Когда из Обнинска надо было съезжать, мы начали обзванивать любые объявления о сдаче дома в пределах 20 километров от МКАД и 25 тысяч рублей. Искали дом, в который пустят с собаками, и в итоге нашли по Быковскому шоссе. Он был абсолютно пустой: это мы постелили линолеум, подруги помогли с мебелью и техникой. Дом разделён на две части, и я слышу, как мои соседи чихают, и знаю, что едят на обед. Когда дочка с парнем приезжают, им приходится спать на надувном матрасе на кухне. Да и то матрас уже собаки погрызли. Ничего качественнее мне не снять. 80 % своего заработка я трачу на аренду, а у меня ведь ещё дочка, мама, собаки, да и я сама болею.

За большинство украинских эмигрантов мне стыдно. У них прямо руки трясутся, когда
они за бесплатной помощью тянутся

 

Мама ко мне приехала в конце августа. Её взяла с собой соседка. Это было уже опаснее, чем когда ехала я. Да и жара стояла неимоверная. Мама еле доехала. В Донецке остался мой отчим. Он плохо ходит и иногда поглядывает за нашей квартирой из соседнего дома. Стёкол там уже не осталось, всё забито досками. Сейчас наш дом в зоне обстрела. Думаю, скоро войска передислоцируются и начнётся новая волна войны. Заходить в Донецк будут через наш район, так что не уверена, что дом устоит.
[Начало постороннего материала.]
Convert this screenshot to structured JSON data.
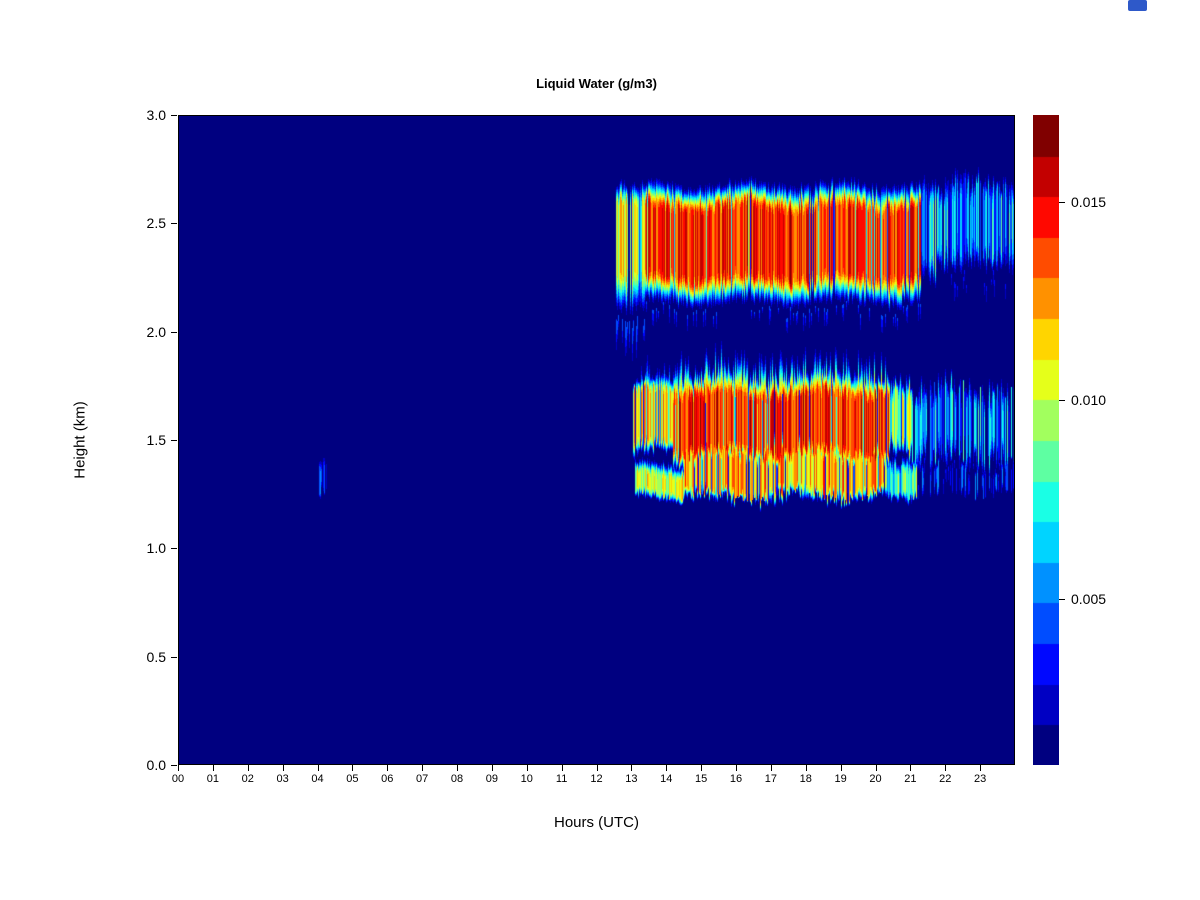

Я всё ещё хочу вернуться в Донецк. Для меня дом — это очень важно. Поэтому я не стремлюсь получить российское гражданство. Хотя, может, уеду в Израиль. Возможно, мне придётся серьёзно побороться за жизнь.

 

 

В октябре тот же перевозчик привёз мне кота. Я их оставляла на попечении друзей. Из моих четырёх выжил только один. Он хитрый, при бомбёжках забирался в вырытый ход под железным домиком. Другого снарядом разорвало. Третьего взял себе мой друг, но у него было прямое попадание в дом, и он там погиб. Ещё один погиб в самом начале войны.

Сейчас кот, когда слышит звук поезда, пластается по земле и тихо воет. Собаки тоже не сразу привыкли, что нас не бомбят. В Обнинске был шумный День города, когда мы только приехали. Собаки падали на пол и закатывались под стену в коридоре, как мы их учили. Нужно ложиться под несущую стену и там, где нет окон, чтобы осколками не порубило.

Несколько собак я отдала уже будучи в России. Хаски — в очень хорошую семью, у которой подруга оказалась владелицей ветеринарной клиники в Быкове. Она теперь дёшево оказывает помощь моим питомцам. У меня самой никакой медицинской помощи в России нет: это слишком дорого.

Моя мечта — организовать частный приют под моим руководством. Это большой бизнес с серьёзной конкуренцией, поэтому часто о животных там забывают. Денег на открытие нужно много. Несколькими миллионами мы не обойдёмся, особенно с учётом инфляции.

Я понимаю, что меня будут упрекать за то, что я вывезла собак, а не детей. Мне уже говорили: «Когда у тебя отказали почки, тебя спасали и Украина, и Россия». Но волонтёров, работающих с людьми, много, а собаки о помощи попросить не могут. Да и я настолько переживаю за людей, что падаю в обморок. От волонтёра, который каждые пять минут грохается в обморок, толку никакого. Но в конце концов я выполнила свою миссию — спасла свою семью. А моя семья — это дочь и собаки.